Лангенау был высок, сухопар и всегда держался прямо, как и подобает офицеру старой школы. Гордостью светилось узкое породистое лицо с тонким носом и бледно-голубыми глазами, что смотрели на целый мир с холодным, будто бы врождённым высокомерием. Виски тронула седина, аккуратно подстриженные усики топорщились над тонкой губой. Мундир его даже здесь, в этой грязи и копоти, был вычищен и отутюжен, а сапоги калека из домовой прислуги чистил ему по два раза на дню. От полковника пахло одеколоном — он не выносил фронтовой вони и боролся с ней как мог, но пока всё же проигрывал.

Это бесило ещё больше.

Запахов вообще было слишком много, и громких звуков, и разговоров вокруг. За окном дымила полевая кухня. Две русские женщины под надзором часового чистили картошку, бросая ее, в закопчённый котёл, и полковник старался смотреть только на очистки да на грязную воду, не поднимая глаз на их замызганные и будто бы оглушённые окаменевшие лица. Старик с перевязанной рукой, кряхтя, ведром таскал воду от пока еще работающей колонки за соседним домом. Тут же крутился парнишка лет одиннадцати — вместо картуза он раздобыл где-то танкистский шлем и теперь не снимал его ни днём, ни ночью.

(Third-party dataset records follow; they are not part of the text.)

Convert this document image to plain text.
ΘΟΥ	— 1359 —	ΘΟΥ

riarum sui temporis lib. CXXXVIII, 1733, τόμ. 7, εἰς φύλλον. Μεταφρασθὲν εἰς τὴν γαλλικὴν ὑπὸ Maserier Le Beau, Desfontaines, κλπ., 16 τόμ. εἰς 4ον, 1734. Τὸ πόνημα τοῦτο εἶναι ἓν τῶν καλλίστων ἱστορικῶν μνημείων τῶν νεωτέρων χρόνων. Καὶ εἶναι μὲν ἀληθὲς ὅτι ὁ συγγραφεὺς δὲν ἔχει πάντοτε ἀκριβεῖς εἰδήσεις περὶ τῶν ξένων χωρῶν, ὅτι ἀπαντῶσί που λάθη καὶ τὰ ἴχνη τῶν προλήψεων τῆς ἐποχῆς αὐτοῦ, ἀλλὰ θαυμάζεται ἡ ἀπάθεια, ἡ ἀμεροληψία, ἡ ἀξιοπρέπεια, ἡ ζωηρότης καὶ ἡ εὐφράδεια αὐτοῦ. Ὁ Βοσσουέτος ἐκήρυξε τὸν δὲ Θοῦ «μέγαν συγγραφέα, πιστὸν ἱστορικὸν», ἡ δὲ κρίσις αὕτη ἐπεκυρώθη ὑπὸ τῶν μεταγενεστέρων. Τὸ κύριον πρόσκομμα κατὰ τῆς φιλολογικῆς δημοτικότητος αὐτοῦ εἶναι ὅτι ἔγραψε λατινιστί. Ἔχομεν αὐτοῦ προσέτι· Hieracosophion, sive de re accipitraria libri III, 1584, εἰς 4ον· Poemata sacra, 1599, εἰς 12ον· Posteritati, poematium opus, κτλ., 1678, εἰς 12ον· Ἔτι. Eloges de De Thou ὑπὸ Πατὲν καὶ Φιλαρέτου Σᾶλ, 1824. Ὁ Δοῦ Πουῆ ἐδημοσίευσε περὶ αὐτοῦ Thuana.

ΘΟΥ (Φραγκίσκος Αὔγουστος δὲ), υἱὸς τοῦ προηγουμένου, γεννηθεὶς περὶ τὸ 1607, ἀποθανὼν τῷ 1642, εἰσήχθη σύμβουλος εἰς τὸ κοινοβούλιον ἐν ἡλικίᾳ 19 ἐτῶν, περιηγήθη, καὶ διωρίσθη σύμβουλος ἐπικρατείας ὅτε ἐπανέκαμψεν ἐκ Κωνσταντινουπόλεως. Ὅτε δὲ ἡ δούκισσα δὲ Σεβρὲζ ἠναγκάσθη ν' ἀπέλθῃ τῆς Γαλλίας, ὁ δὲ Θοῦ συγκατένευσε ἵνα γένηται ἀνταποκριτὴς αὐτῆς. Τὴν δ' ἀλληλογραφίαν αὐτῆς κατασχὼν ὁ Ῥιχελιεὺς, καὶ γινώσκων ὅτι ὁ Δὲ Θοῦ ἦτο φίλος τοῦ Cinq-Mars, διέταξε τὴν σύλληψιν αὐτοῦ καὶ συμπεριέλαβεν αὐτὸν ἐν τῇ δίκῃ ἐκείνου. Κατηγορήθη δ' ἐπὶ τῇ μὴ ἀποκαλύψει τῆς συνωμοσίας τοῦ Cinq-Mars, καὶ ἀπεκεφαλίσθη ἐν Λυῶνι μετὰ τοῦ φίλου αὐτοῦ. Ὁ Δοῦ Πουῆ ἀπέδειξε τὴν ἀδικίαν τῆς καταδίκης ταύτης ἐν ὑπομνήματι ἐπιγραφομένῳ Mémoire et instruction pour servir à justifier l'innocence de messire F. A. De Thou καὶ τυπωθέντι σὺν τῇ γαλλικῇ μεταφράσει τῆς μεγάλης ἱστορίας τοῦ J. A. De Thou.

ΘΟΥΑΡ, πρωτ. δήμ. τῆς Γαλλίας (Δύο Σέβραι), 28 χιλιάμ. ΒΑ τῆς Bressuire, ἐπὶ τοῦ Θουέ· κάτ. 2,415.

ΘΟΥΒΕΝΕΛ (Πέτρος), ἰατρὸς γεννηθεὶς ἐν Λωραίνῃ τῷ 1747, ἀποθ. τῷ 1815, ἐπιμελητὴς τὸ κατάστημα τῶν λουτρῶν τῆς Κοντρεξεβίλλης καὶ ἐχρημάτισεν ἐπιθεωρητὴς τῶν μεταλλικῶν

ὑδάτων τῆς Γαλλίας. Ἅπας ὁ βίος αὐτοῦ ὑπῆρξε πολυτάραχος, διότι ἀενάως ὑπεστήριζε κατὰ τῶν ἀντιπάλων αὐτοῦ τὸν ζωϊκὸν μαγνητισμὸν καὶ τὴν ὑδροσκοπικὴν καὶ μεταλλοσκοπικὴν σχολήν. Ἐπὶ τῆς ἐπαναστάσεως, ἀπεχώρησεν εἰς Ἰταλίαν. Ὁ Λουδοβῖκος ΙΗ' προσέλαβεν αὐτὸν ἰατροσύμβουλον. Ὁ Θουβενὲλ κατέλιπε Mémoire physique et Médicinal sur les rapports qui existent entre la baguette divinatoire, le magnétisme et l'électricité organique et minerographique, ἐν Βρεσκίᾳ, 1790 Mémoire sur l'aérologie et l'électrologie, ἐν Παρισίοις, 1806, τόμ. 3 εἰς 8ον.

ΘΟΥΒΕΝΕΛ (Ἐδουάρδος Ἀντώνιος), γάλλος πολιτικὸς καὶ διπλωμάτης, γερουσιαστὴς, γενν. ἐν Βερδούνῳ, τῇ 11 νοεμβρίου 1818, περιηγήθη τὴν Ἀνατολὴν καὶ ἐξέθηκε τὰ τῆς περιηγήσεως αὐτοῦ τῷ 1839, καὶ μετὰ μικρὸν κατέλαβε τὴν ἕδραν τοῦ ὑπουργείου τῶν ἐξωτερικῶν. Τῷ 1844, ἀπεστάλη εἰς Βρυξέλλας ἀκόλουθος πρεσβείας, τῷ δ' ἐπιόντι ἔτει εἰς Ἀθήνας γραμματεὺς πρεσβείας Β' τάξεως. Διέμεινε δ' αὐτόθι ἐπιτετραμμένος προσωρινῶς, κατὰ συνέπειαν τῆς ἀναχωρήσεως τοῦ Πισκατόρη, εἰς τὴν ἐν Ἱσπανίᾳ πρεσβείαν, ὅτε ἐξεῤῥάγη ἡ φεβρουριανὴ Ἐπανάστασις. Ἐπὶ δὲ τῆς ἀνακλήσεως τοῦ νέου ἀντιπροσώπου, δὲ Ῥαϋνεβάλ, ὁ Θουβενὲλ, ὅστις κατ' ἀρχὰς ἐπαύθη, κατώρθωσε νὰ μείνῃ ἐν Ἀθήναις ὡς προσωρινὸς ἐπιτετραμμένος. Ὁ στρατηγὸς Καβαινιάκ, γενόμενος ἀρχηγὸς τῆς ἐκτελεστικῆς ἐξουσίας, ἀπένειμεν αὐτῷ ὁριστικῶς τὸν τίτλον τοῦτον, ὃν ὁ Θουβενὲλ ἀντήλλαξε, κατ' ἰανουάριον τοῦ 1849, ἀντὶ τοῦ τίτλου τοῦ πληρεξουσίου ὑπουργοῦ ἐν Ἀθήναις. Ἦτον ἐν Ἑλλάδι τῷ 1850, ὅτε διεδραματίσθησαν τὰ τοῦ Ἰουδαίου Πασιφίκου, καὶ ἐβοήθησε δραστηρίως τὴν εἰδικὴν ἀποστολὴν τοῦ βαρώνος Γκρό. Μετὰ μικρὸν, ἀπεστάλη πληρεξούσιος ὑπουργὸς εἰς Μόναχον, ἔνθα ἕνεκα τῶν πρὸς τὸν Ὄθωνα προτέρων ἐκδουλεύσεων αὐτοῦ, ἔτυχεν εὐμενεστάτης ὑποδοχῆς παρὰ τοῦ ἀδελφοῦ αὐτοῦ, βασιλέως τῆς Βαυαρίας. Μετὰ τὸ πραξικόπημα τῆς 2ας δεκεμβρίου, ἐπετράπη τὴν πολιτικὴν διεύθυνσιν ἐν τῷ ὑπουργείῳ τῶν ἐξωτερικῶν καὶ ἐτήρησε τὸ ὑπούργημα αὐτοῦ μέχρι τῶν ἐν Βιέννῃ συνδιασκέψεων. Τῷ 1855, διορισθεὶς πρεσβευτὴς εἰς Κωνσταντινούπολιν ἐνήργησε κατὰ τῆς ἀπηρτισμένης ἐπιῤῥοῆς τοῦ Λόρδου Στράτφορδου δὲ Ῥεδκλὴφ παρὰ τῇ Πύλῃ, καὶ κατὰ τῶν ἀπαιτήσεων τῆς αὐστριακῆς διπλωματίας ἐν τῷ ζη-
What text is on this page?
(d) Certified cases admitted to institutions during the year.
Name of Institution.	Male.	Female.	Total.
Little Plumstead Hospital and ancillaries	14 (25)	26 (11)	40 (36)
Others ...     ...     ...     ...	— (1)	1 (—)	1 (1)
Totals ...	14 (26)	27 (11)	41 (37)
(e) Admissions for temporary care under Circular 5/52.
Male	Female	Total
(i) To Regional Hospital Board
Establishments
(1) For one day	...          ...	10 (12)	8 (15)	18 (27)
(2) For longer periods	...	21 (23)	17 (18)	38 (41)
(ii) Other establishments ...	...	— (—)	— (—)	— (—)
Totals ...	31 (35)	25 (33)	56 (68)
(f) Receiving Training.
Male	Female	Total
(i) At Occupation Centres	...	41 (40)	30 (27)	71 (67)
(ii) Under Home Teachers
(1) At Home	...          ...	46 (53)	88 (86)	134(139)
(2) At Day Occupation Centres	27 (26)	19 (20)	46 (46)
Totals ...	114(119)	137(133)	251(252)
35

Лангенау отошёл от разбитого окна, затянутого брезентом, поёжился от сырого сквозняка и опустился в кресло за огромным столом, ножка которого, расщеплённая когда-то пулей, была наспех подвязана проволокой. На столе стояли два полевых телефона, лежала тактическая карта, испещрённая его пометками.

Полковник был брезглив и чистоплотен. Вид этих оборванных баб вызывал у него омерзение, а ведь они ещё и готовили ему еду — да и не только ему, на весь личный состав. Впрочем, чёрт с ним, с личным составом.

«Господи, когда же я снова окажусь в Берлине!» — подумал Лангенау и прикрыл глаза. Первым делом наведаюсь в свой любимый «Адлон». Сяду за накрытый белоснежной скатертью стол под хрустальными люстрами и закажу седло косули под брусничным соусом, спаржу в голландском соусе, бутылку доброго мозельского. А потом, когда поймаю кураж, отправлюсь прямиком в варьете. А на сцене, как и раньше, будут радовать глаз длинноногие девицы в блёстках, оркестр будет играть нечто весёлое и задорное, а не этот марш. Какие там женщины — упругие, надушенные и белокожие. Они всегда едят досыта, пахнут парфюмом и шоколадом'. Он почти ощутил вкус вина на языке, почти услышал шелест шелковых шнурков корсета, какой бывает, когда торопишься его развязать…

И можно будет наконец забыть и эту реку, и эти развалины, и вонь горелой человечины.

Стук в дверь грубо и бесцеремонно выдернул его из грёз. Полковник вздрогнул, недовольно поморщился.

— Чёртовы русские, — пробормотал он. — Нужно поскорее покончить с этими варварами.

Варварами он их считал совершенно искренне. Дикий народ, не знающий европейского порядка. Не сдаются, когда всякий разумный человек давно поднял бы руки, а лезут под пули за клочок земли, за груду битого кирпича. Бабы их работают, надрываются наравне с мужиками, девки таскают раненых под огнём. А глаза… жгут огнём, будто у какого-нибудь «Одина». Дикари, одно слово. Европе такого никогда не понять.

— Войдите, — крикнул Лангенау недовольно.

Дверь отворилась, и вошёл его заместитель, майор Эрих Шмидт.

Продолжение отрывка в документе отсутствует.